As an employee, as opposed to a contractor, you are relatively shielded from liability for damages in court. Especially if you document that everything you did was typically at the direction of the company, on things like this. Say, through casual text messaging. (Send a picture of the used equipment and say "You want to use this one?" and get "Yes" or thumbs up emoji.)
For example, if something happens and only company property is damaged then the worst the company could do against you would be to fire you; in order for the company to sue you for damages, they would have prove you acted maliciously, and you will have evidence of the opposite, that you tried to convince them to raise their standards. So yeah, document stuff with text messages or with your personal photos and videos. Don't document stuff you know is wrong! Just where they direct you to do stuff to minimal standard that you think should be done better. You can be honest about what you don't know, because if you are incompetent as an employee (again, as opposed to a contractor) then it's their fault for hiring you.

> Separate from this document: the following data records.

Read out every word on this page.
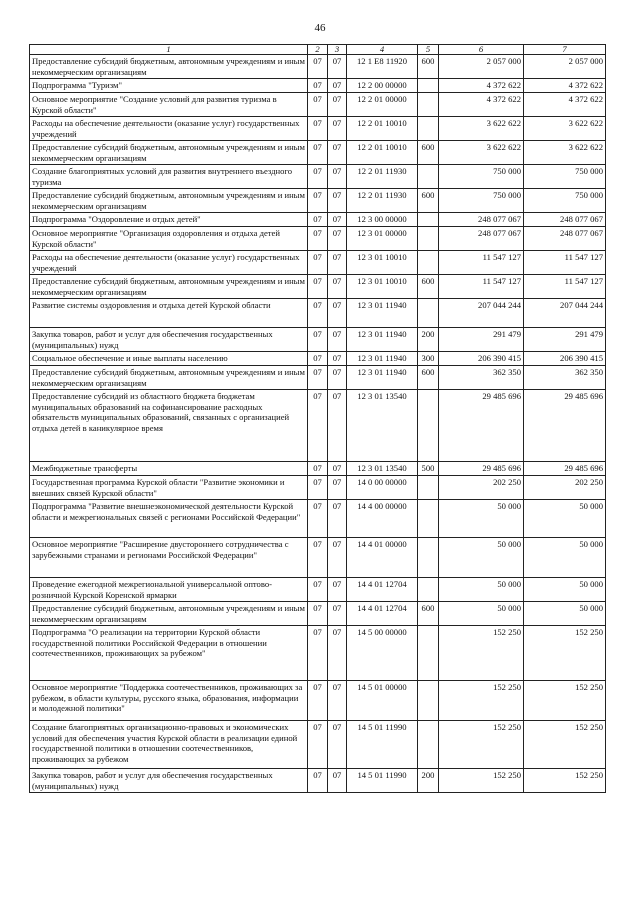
46
1	2	3	4	5	6	7
Предоставление субсидий бюджетным, автономным учреждениям и иным некоммерческим организациям	07	07	12 1 E8 11920	600	2 057 000	2 057 000
Подпрограмма "Туризм"	07	07	12 2 00 00000		4 372 622	4 372 622
Основное мероприятие "Создание условий для развития туризма в Курской области"	07	07	12 2 01 00000		4 372 622	4 372 622
Расходы на обеспечение деятельности (оказание услуг) государственных учреждений	07	07	12 2 01 10010		3 622 622	3 622 622
Предоставление субсидий бюджетным, автономным учреждениям и иным некоммерческим организациям	07	07	12 2 01 10010	600	3 622 622	3 622 622
Создание благоприятных условий для развития внутреннего въездного туризма	07	07	12 2 01 11930		750 000	750 000
Предоставление субсидий бюджетным, автономным учреждениям и иным некоммерческим организациям	07	07	12 2 01 11930	600	750 000	750 000
Подпрограмма "Оздоровление и отдых детей"	07	07	12 3 00 00000		248 077 067	248 077 067
Основное мероприятие "Организация оздоровления и отдыха детей Курской области"	07	07	12 3 01 00000		248 077 067	248 077 067
Расходы на обеспечение деятельности (оказание услуг) государственных учреждений	07	07	12 3 01 10010		11 547 127	11 547 127
Предоставление субсидий бюджетным, автономным учреждениям и иным некоммерческим организациям	07	07	12 3 01 10010	600	11 547 127	11 547 127
Развитие системы оздоровления и отдыха детей Курской области	07	07	12 3 01 11940		207 044 244	207 044 244
Закупка товаров, работ и услуг для обеспечения государственных (муниципальных) нужд	07	07	12 3 01 11940	200	291 479	291 479
Социальное обеспечение и иные выплаты населению	07	07	12 3 01 11940	300	206 390 415	206 390 415
Предоставление субсидий бюджетным, автономным учреждениям и иным некоммерческим организациям	07	07	12 3 01 11940	600	362 350	362 350
Предоставление субсидий из областного бюджета бюджетам муниципальных образований на софинансирование расходных обязательств муниципальных образований, связанных с организацией отдыха детей в каникулярное время	07	07	12 3 01 13540		29 485 696	29 485 696
Межбюджетные трансферты	07	07	12 3 01 13540	500	29 485 696	29 485 696
Государственная программа Курской области "Развитие экономики и внешних связей Курской области"	07	07	14 0 00 00000		202 250	202 250
Подпрограмма "Развитие внешнеэкономической деятельности Курской области и межрегиональных связей с регионами Российской Федерации"	07	07	14 4 00 00000		50 000	50 000
Основное мероприятие "Расширение двустороннего сотрудничества с зарубежными странами и регионами Российской Федерации"	07	07	14 4 01 00000		50 000	50 000
Проведение ежегодной межрегиональной универсальной оптово-розничной Курской Коренской ярмарки	07	07	14 4 01 12704		50 000	50 000
Предоставление субсидий бюджетным, автономным учреждениям и иным некоммерческим организациям	07	07	14 4 01 12704	600	50 000	50 000
Подпрограмма "О реализации на территории Курской области государственной политики Российской Федерации в отношении соотечественников, проживающих за рубежом"	07	07	14 5 00 00000		152 250	152 250
Основное мероприятие "Поддержка соотечественников, проживающих за рубежом, в области культуры, русского языка, образования, информации и молодежной политики"	07	07	14 5 01 00000		152 250	152 250
Создание благоприятных организационно-правовых и экономических условий для обеспечения участия Курской области в реализации единой государственной политики в отношении соотечественников, проживающих за рубежом	07	07	14 5 01 11990		152 250	152 250
Закупка товаров, работ и услуг для обеспечения государственных (муниципальных) нужд	07	07	14 5 01 11990	200	152 250	152 250
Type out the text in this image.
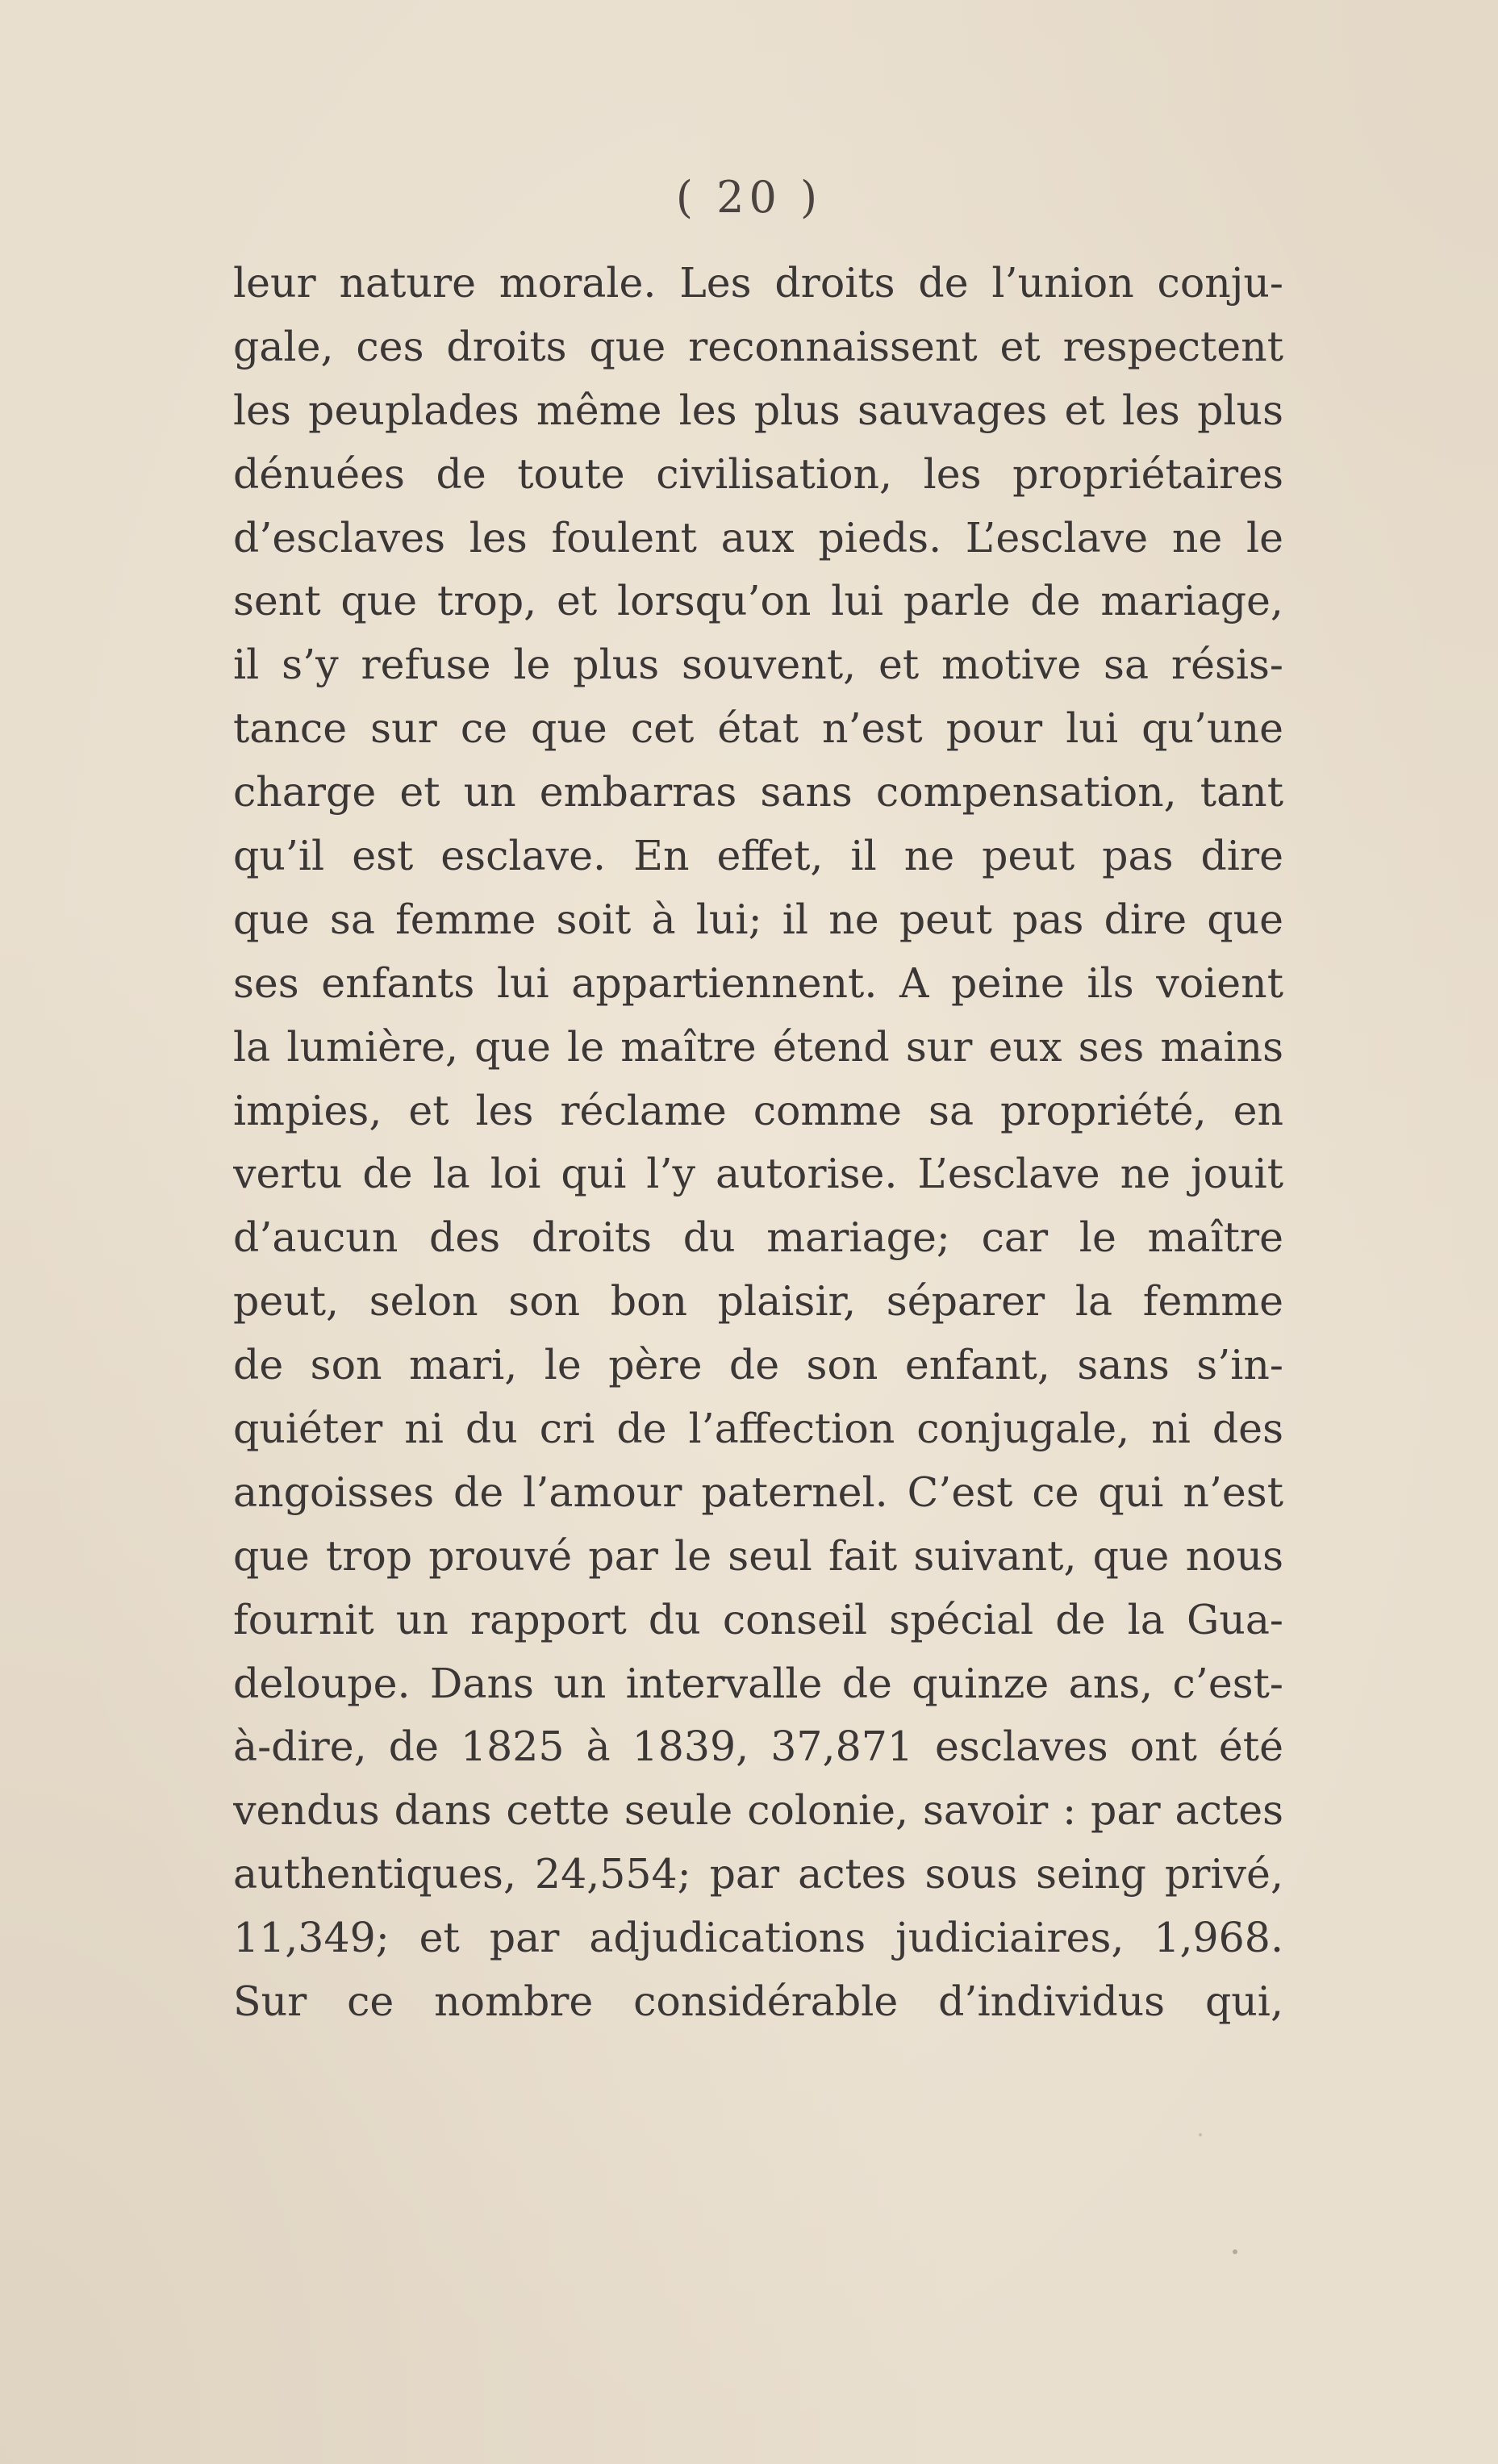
( 20 )
leur nature morale. Les droits de l’union conju-
gale, ces droits que reconnaissent et respectent
les peuplades même les plus sauvages et les plus
dénuées de toute civilisation, les propriétaires
d’esclaves les foulent aux pieds. L’esclave ne le
sent que trop, et lorsqu’on lui parle de mariage,
il s’y refuse le plus souvent, et motive sa résis-
tance sur ce que cet état n’est pour lui qu’une
charge et un embarras sans compensation, tant
qu’il est esclave. En effet, il ne peut pas dire
que sa femme soit à lui; il ne peut pas dire que
ses enfants lui appartiennent. A peine ils voient
la lumière, que le maître étend sur eux ses mains
impies, et les réclame comme sa propriété, en
vertu de la loi qui l’y autorise. L’esclave ne jouit
d’aucun des droits du mariage; car le maître
peut, selon son bon plaisir, séparer la femme
de son mari, le père de son enfant, sans s’in-
quiéter ni du cri de l’affection conjugale, ni des
angoisses de l’amour paternel. C’est ce qui n’est
que trop prouvé par le seul fait suivant, que nous
fournit un rapport du conseil spécial de la Gua-
deloupe. Dans un intervalle de quinze ans, c’est-
à-dire, de 1825 à 1839, 37,871 esclaves ont été
vendus dans cette seule colonie, savoir : par actes
authentiques, 24,554; par actes sous seing privé,
11,349; et par adjudications judiciaires, 1,968.
Sur ce nombre considérable d’individus qui,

Now if an incident results in, say, another employee's injury or death then the stakes would be a lot higher, as the injured party could sue both the company and you (if they come to the knowledge it had anything to do with your work). However the company would have some duty to defend you as long as the work was performed as directed by them and, again, you didn't act maliciously or against company direction. This is where you'd likely need a lawyer to defend your interests if you didn't trust the company and their insurance company's lawyers. But the case law would still put onus pretty firmly on the company.
Disclaimer: I'm speaking not as a lawyer, obviously. Just as someone who did have to speak to a lawyer once to clarify these sorts of issues, in your same state.